A Standard Advance Virgin Trains East Coast ticket from London King’s Cross to York, bought on the East Coast website, could cost as little as £14.30, and be posted for a total of £15.30, earning 28 Nectar Points with a basic value of £0.14. The same ticket booked on the First TransPennine Express website would cost £14.60, earn the same 28 Nectar points but postage would be free.

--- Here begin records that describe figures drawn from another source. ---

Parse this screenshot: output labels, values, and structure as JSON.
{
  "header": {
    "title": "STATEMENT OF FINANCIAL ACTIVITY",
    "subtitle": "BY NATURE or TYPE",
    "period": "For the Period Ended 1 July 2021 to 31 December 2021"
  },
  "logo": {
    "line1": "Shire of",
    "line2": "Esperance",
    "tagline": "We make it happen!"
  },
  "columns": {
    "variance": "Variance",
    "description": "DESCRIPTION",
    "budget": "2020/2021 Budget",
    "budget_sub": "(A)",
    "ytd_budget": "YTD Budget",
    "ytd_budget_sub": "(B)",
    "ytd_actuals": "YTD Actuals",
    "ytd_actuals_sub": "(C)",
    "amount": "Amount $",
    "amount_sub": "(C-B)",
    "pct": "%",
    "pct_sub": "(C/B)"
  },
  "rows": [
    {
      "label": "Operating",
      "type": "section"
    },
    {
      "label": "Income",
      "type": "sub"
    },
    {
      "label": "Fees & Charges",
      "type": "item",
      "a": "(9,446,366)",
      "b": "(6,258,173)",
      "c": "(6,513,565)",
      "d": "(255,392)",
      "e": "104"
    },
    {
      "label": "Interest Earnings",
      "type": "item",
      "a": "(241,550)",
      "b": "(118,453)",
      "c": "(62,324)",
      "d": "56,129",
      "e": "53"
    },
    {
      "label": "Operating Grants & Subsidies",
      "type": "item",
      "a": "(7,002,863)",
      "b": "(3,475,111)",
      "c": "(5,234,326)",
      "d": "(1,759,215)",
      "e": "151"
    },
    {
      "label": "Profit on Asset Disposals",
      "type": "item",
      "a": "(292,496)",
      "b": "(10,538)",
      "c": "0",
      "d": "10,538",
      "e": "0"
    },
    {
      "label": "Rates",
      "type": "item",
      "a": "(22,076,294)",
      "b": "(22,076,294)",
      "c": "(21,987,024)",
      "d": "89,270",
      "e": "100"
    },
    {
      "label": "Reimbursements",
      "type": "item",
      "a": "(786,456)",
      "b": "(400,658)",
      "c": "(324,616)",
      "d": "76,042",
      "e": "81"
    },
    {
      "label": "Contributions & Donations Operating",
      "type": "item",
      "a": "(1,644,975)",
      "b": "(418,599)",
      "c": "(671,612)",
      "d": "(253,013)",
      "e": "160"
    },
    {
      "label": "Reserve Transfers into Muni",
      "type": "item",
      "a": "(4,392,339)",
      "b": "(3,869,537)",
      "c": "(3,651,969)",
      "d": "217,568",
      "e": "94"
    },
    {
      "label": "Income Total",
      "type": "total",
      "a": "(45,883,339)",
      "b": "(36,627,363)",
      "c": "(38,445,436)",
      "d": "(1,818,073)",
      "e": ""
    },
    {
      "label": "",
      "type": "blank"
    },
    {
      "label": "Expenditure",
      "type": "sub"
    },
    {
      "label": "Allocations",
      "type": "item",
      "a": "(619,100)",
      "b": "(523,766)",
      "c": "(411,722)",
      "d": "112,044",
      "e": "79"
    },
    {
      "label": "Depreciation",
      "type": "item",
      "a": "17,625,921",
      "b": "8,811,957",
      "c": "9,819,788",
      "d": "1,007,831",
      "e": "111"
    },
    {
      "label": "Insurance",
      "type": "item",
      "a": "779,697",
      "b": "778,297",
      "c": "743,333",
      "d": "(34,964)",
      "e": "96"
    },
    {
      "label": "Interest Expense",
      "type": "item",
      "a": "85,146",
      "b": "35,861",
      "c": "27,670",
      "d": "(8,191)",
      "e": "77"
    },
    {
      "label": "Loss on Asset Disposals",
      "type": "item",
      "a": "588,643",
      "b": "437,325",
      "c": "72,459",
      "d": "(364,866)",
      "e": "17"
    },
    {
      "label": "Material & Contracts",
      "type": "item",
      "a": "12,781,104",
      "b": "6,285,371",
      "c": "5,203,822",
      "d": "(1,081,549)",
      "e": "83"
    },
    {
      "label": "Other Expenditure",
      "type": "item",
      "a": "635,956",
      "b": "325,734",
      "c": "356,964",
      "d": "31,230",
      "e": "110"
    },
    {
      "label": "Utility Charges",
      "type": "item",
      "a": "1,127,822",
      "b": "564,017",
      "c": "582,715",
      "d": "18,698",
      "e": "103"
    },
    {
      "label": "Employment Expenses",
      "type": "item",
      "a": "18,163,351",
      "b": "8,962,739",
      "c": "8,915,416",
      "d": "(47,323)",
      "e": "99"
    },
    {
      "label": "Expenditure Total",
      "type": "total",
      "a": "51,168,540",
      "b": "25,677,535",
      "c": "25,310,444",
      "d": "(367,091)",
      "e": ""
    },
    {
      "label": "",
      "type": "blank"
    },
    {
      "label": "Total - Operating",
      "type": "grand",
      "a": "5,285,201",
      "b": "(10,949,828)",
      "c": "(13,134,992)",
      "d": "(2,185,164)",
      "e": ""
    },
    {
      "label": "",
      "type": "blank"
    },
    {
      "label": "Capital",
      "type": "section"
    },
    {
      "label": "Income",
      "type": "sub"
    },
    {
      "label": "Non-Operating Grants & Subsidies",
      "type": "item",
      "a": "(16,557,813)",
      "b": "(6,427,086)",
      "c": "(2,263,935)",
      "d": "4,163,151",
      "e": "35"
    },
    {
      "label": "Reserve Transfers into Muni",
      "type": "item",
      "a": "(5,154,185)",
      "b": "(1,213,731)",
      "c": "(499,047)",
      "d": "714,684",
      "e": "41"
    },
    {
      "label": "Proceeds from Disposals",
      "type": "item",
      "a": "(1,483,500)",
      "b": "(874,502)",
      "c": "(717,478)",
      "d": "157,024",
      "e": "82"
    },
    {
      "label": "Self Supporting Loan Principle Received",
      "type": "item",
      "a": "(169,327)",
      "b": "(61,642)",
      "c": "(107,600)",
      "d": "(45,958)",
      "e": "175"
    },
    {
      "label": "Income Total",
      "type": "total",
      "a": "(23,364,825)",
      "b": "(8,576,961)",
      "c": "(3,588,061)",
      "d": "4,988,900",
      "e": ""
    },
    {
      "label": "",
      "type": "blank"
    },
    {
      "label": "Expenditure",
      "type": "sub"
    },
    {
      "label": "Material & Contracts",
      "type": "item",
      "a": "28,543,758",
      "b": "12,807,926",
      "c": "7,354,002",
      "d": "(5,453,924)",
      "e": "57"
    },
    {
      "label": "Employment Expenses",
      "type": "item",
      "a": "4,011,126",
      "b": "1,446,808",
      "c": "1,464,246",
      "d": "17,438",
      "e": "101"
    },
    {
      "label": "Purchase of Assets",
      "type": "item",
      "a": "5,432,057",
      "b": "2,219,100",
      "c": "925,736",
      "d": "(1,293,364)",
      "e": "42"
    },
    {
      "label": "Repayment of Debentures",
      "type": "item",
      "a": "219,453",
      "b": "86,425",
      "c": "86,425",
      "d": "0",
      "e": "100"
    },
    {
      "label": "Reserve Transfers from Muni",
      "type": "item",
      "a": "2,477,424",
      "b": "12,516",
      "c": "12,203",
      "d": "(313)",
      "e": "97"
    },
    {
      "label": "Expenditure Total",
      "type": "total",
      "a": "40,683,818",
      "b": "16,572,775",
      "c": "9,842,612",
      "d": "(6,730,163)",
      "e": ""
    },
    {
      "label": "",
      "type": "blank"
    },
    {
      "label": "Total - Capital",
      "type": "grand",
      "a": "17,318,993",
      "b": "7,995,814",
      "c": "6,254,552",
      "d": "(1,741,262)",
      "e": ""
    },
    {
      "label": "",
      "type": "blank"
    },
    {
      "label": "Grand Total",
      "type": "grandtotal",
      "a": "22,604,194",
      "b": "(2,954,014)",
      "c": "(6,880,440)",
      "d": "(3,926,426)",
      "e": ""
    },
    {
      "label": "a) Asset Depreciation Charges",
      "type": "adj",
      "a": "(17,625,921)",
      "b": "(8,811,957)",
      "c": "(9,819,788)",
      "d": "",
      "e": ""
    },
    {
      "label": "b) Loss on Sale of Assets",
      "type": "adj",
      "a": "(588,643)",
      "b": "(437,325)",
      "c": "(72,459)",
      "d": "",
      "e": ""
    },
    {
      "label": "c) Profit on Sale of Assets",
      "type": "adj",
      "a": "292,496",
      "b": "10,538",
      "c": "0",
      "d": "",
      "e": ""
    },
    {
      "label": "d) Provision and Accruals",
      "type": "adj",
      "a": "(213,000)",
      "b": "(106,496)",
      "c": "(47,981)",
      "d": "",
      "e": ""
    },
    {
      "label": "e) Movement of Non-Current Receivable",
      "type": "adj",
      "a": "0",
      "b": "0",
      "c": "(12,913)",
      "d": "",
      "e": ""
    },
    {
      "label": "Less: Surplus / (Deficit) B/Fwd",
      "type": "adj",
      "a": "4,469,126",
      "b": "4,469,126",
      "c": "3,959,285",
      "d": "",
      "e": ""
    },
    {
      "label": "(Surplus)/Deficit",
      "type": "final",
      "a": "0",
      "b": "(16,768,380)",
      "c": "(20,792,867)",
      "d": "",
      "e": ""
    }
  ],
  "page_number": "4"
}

A Standard Advance First TransPennine Express ticket from Manchester Piccadilly to York, bought on the operator’s website, can be purchased on selected dates for £7.10 posted for free and earning 14 Nectar points worth a nominal £0.07. The same ticket on the East Coast website is also £7.10, but postage is £1 extra and no Nectar points are accrued.

Members of the Quidco cashback website can also earn a further 1% cashback when booking with First TransPennine Express.

Ticketing and fare variations across train operating company websites are myriad, however.

For passengers intending to travel on Virgin Trains on the West Coast, or on Cross Country Trains services, only those operators’ own websites offer airline-style seat selection. Meanwhile, all self-print and mobile tickets are restricted to being issued for single-operator itineraries, and then only on the relevant operator’s website.

Passengers travelling on South West Trains, East Midlands Trains and even some Virgin Trains West Coast services may be able to secure cheaper fares using current franchise-holder Stagecoach’s ‘Megatrain’ website, in preference to the service operator’s own site.

Amongst many other quirks in online ticket availability, ScotRail’s Club 50 discount scheme is only offered at; Arriva Trains Wales is the sole operator website offering North Sea and Irish Sea ‘Sail Rail’ tickets, and Southern Railway ‘DaySave’ tickets are only available online at Southern’s website.

The demise of East Coast Rewards has not in itself increased the complexity of the fragmented British rail ticketing landscape, but the once stand-out value proposition of the East Coast operator’s website thanks to the Rewards membership scheme has sadly been lost.

From a passenger perspective, ever more research now seems essential to keep rail travel costs down whilst maximising what small incremental benefits do remain. To all intents and purposes, ticket purchasing has indeed become more difficult, despite calls from all quarters to simplify the national system.